Oxygen helps heal. Just sitting here we are breathing only 20% oxygen, inside the chamber I was breathing 100% pure oxygen at twice the atmospheric pressure. The higher pressure allowed my blood to carry the pure oxygen at a faster rate. Also, for reasons unknown, plasma, which is not normally a carrier, will carry oxygen around. Talk about more bang for your buck.

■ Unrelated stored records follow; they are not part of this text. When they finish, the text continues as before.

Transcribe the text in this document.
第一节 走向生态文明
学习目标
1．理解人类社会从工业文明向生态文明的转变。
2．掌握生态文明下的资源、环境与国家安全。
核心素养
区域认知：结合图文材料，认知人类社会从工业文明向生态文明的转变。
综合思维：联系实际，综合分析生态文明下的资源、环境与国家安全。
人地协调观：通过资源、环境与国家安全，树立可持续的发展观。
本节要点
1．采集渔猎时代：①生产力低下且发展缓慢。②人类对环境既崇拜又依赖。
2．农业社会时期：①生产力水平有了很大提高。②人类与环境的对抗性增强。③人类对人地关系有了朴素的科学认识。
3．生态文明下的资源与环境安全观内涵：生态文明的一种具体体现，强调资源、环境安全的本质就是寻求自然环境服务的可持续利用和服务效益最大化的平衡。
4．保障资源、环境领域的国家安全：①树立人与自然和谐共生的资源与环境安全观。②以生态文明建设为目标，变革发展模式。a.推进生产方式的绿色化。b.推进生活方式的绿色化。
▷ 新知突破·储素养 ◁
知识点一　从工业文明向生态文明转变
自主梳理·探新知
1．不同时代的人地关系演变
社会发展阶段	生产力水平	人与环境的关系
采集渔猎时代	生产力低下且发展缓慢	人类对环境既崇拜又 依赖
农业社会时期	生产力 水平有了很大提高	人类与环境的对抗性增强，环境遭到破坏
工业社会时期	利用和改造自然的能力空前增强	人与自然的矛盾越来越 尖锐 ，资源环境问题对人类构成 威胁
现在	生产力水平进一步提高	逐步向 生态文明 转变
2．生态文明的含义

September 17th – Thumb surgery
October 17th – Fifth Toe Amputation
One the one month anniversary of my thumb surgery I had my pinkie toe removed. After going through the seven hour surgery with my thumb, this thirty minute procedure was nothing. I woke up smiling and laughing with the nurses. I was told if I needed another surgery to come back to them. They liked me. 🙂
Funny to say this was the hardest part for me. Even when the podiatrist told me about possible leg amputation I knew deep down inside that I would be all right. I just knew that it wasn't as bad as all that. Call it naivety or call it intuition, but it turned out to be true. What I couldn't handle was my hair loss. As vain as that may sound it's the truth, I'm not proud of it but there it is. I am known for my red hair. I have people on Twitter that followed on me because of it. Losing it was not something anyone prepared me for. In fact, no one knew why it was happening. Was it the pain meds? Was the shock to my system? No one knows a definite answer but the common theory is that is most likely from the shock to my system.
During that time when I was in the ICU my body basically shut down and rebooted. I like to call the new me Karen 2.0, better then ever, baby. 😉 Things that were wrong or not right with me were no longer a problem. However, in order to start over, I needed to start over with everything. And that included my hair.